Esto es lo que consume en tu cocina

Conociendo a fondo el funcionamiento y consumo de los electrodomésticos se puede ahorrar cantidades importantes de dinero en las facturas.

Date un paseo por la cocina y echa un ojo a los electrodomésticos que la pueblan. Todos ellos consumen electricidad, aunque unos lo hacen con más intensidad que otros. El consumo energético de los electrodomésticos es uno de los más elevados dentro de cualquier casa, aunque siempre hay que centrarse en la buena noticia: con todos los electrodomésticos se puede ahorrar. Y también lo puedes hacer de otras formas: aunque ahora no se vea mucho en España, los kits de autoconsumo que funcionan con energía solar cada vez están más a la orden del día.

En lo que se refiere únicamente a consumo, dejando a un lado las fuentes de obtención de la electricidad, el frigorífico sigue siendo el rey. Y ya son demasiados años encabezando este ranking. Consume unos 662 kWh/año, a una distancia considerable de los congeladores, que pueden consumir unos 562 kWh cada año.

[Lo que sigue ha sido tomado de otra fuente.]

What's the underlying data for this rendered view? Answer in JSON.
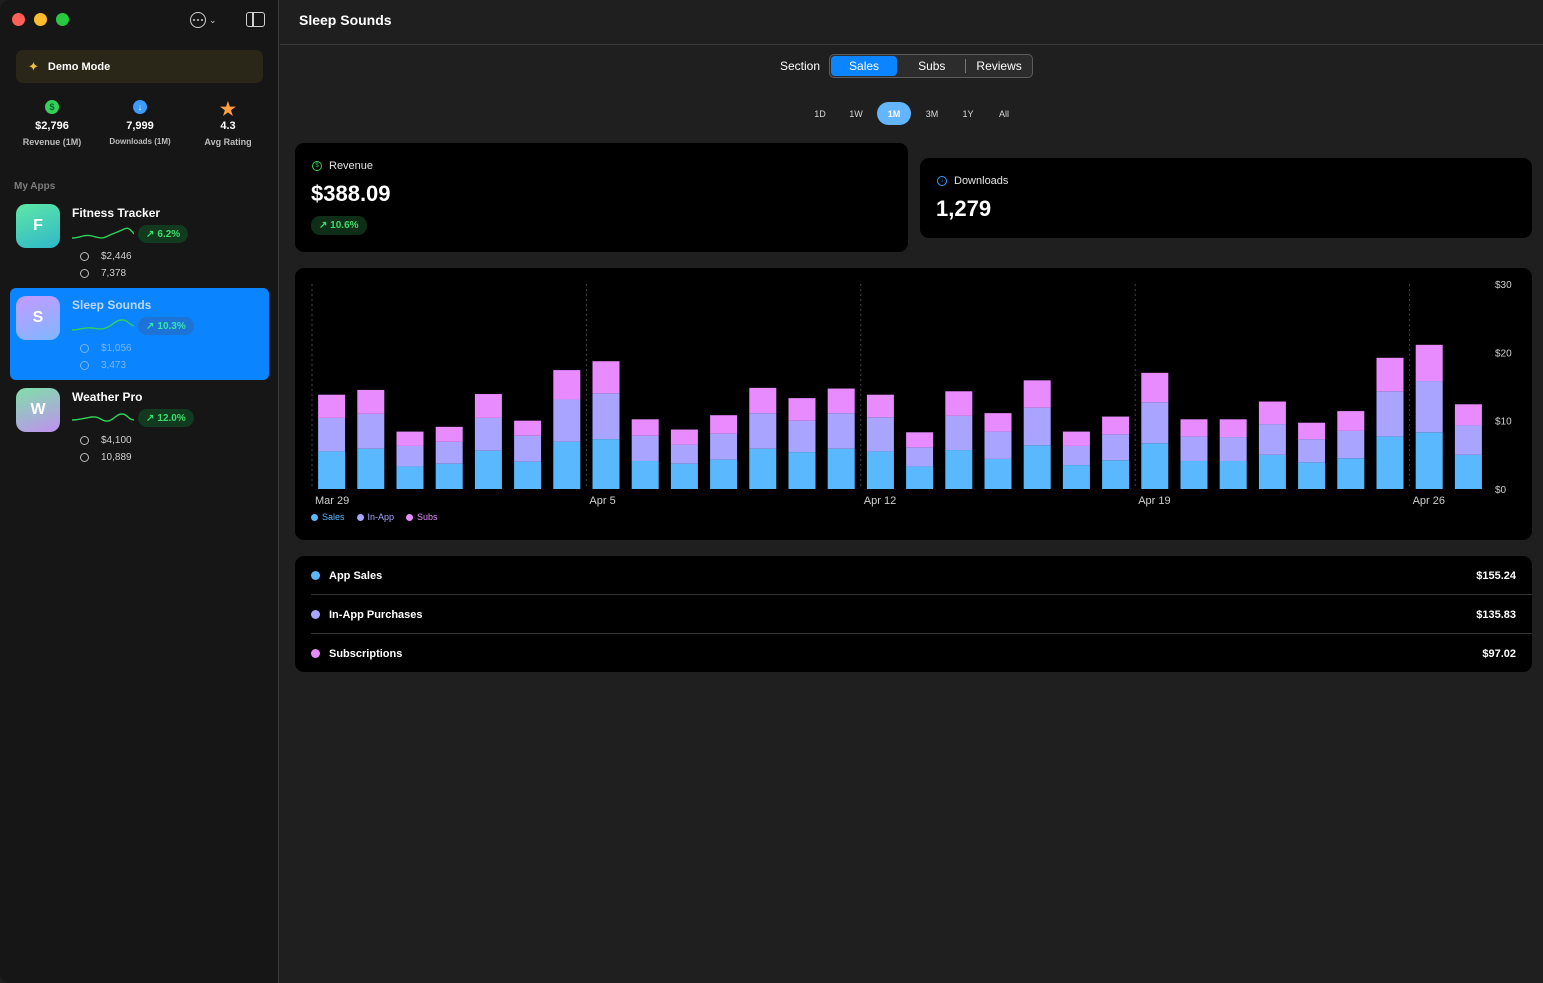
{
  "window": {
    "title": "Sleep Sounds"
  },
  "sidebar": {
    "demo_mode": "Demo Mode",
    "stats": [
      {
        "icon": "dollar-icon",
        "value": "$2,796",
        "caption": "Revenue (1M)"
      },
      {
        "icon": "download-icon",
        "value": "7,999",
        "caption": "Downloads (1M)"
      },
      {
        "icon": "star-icon",
        "value": "4.3",
        "caption": "Avg Rating"
      }
    ],
    "section_label": "My Apps",
    "apps": [
      {
        "letter": "F",
        "name": "Fitness Tracker",
        "change": "6.2%",
        "revenue": "$2,446",
        "downloads": "7,378",
        "selected": false
      },
      {
        "letter": "S",
        "name": "Sleep Sounds",
        "change": "10.3%",
        "revenue": "$1,056",
        "downloads": "3,473",
        "selected": true
      },
      {
        "letter": "W",
        "name": "Weather Pro",
        "change": "12.0%",
        "revenue": "$4,100",
        "downloads": "10,889",
        "selected": false
      }
    ]
  },
  "toolbar": {
    "section_label": "Section",
    "segments": [
      "Sales",
      "Subs",
      "Reviews"
    ],
    "active_segment": "Sales",
    "ranges": [
      "1D",
      "1W",
      "1M",
      "3M",
      "1Y",
      "All"
    ],
    "active_range": "1M"
  },
  "revenue_card": {
    "label": "Revenue",
    "value": "$388.09",
    "change": "10.6%"
  },
  "downloads_card": {
    "label": "Downloads",
    "value": "1,279"
  },
  "chart_data": {
    "type": "bar",
    "stacked": true,
    "x_tick_labels": [
      "Mar 29",
      "Apr 5",
      "Apr 12",
      "Apr 19",
      "Apr 26"
    ],
    "y_tick_labels": [
      "$30",
      "$20",
      "$10",
      "$0"
    ],
    "ylim": [
      0,
      30
    ],
    "colors": {
      "Sales": "#5ab8ff",
      "In-App": "#a9a4ff",
      "Subs": "#e88bff"
    },
    "series": [
      {
        "name": "Sales",
        "values": [
          5.5,
          5.9,
          3.3,
          3.7,
          5.6,
          4.0,
          6.9,
          7.3,
          4.1,
          3.7,
          4.3,
          5.9,
          5.4,
          5.9,
          5.5,
          3.3,
          5.7,
          4.4,
          6.4,
          3.5,
          4.2,
          6.7,
          4.1,
          4.1,
          5.0,
          3.9,
          4.5,
          7.7,
          8.3,
          5.0
        ]
      },
      {
        "name": "In-App",
        "values": [
          4.9,
          5.1,
          3.0,
          3.2,
          4.8,
          3.8,
          6.2,
          6.7,
          3.7,
          2.8,
          3.8,
          5.2,
          4.6,
          5.2,
          5.0,
          2.8,
          5.0,
          4.0,
          5.5,
          2.8,
          3.8,
          6.0,
          3.6,
          3.5,
          4.5,
          3.4,
          4.0,
          6.6,
          7.5,
          4.3
        ]
      },
      {
        "name": "Subs",
        "values": [
          3.4,
          3.5,
          2.1,
          2.2,
          3.5,
          2.2,
          4.3,
          4.7,
          2.4,
          2.2,
          2.7,
          3.7,
          3.3,
          3.6,
          3.3,
          2.2,
          3.6,
          2.7,
          4.0,
          2.1,
          2.6,
          4.3,
          2.5,
          2.6,
          3.3,
          2.4,
          2.9,
          4.9,
          5.3,
          3.1
        ]
      }
    ]
  },
  "breakdown": [
    {
      "label": "App Sales",
      "value": "$155.24",
      "color": "#5ab8ff"
    },
    {
      "label": "In-App Purchases",
      "value": "$135.83",
      "color": "#a9a4ff"
    },
    {
      "label": "Subscriptions",
      "value": "$97.02",
      "color": "#e88bff"
    }
  ]
}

Más alejados de ambos dos, con un consumo más moderado, aunque igualmente significativo, nos encontramos a la lavadora y la secadora (255 kWh/año) y al lavavajillas, capaz de consumir una media de 246 kWh/año.

¿Sabes cuánto pagamos en nuestro país por la electricidad? No hablamos del precio que tiene el kilowatio, hablamos de que un hogar español consume uno 9.922 kWh y paga de media 990 euros en energía, según datos en poder de la OCU. Aunque muchos no reparan en los detalles, también son importantes: ¿sabías que las viviendas unifamiliares gastan el doble que los pisos corrientes? No obstante, sobra decir que toda esta energía no se consume solo con los electrodomésticos, que son los responsables de, aproximadamente, un 30% del consumo total dentro de casa.

Conoce mejor lo que tienes en casa

Lo bueno de los electrodomésticos es que viven lo que podría llamarse como una época dorada del ahorro. La implantación de la etiqueta energética despertó una carrera entre los fabricantes por ofrecer a los consumidores los electromésticos menos consumidores, lo que ha llevado a que hablemos de algunos aparatos calificados como cuádruple A, cuando esta calificación ni existe. Cambiar los viejos electrodomésticos por modelos más recientes es una forma bastante inteligente de ahorrar. Los ahorros son cuantiosos en función de los modelos que se eligen.

El frigorífico, por ejemplo, es el más consumidor porque pasa todo el año enchufado. Elegir un modelo A+++ supone una drástica reducción del importe que puedes pagar en tu próxima factura eléctrica.

Consejos para ahorrar a final de mes

Aunque los aparatos de categoría A o superior ya ahorran por si solos gracias a las prestaciones inteligentes, lo importante es conocer lo que puedes hacer como consumidor. De nada sirve tener una lavadora de altísima eficiencia si luego nunca la utilizas a plena carga. Esta misma situación se puede extrapolar a todos los electrodomésticos: un horno nunca ahorrará si lo precalientas durante horas y no hace falta; un lavavajillas eficiente no sirve de nada si para todos los lavados eliges el mismo programa, o no lo usas lleno.

¿Qué más puedes hacer por ahorrar? Bastantes cosas:

  • Lo primero ser consciente de cuánto gasta cada aparato para usarlo con cabeza. Y analizar cómo los usas. Por ejemplo, es posible que puedas utilizar el lavavajillas y la lavadora en horario de tarificación valle.
  • La lavadora y el lavavajillas son dos electrodomésticos que pueden funcionar a temperaturas muy altas. Hay que tener cuidado con ello. Las cargas en ambos deben ser completas, y en el caso de la lavadora dejar los programas de alta temperatura para la limpieza la cuba y para las prendas que de verdad las necesitan (las sábanas o las toallas, por ejemplo).
  • El horno es un electrodoméstico imprescindible para muchas cosas. Podrán existir las pizzas para microondas, pero nunca serán lo mismo. Con una planificación semanal podrás averiguar fácilmente cuándo vas a necesitar el horno. De esta forma, en una misma mañana/tarde te pueden quitar de encima varios platos que lo necesitan y solo lo habrás encendido una vez.
  • Además del horno, las placas vitrocerámicas tienen lo que se llama calor residual. Tu apagas el fuego cinco minutos antes de terminar el tiempo estipulado y con el calor restante que ha ido generando se puede rematar cualquier plato. Además, con el calor residual del horno no solo puedes mantener caliente, también puedes hacer unas verduras o calentar pan.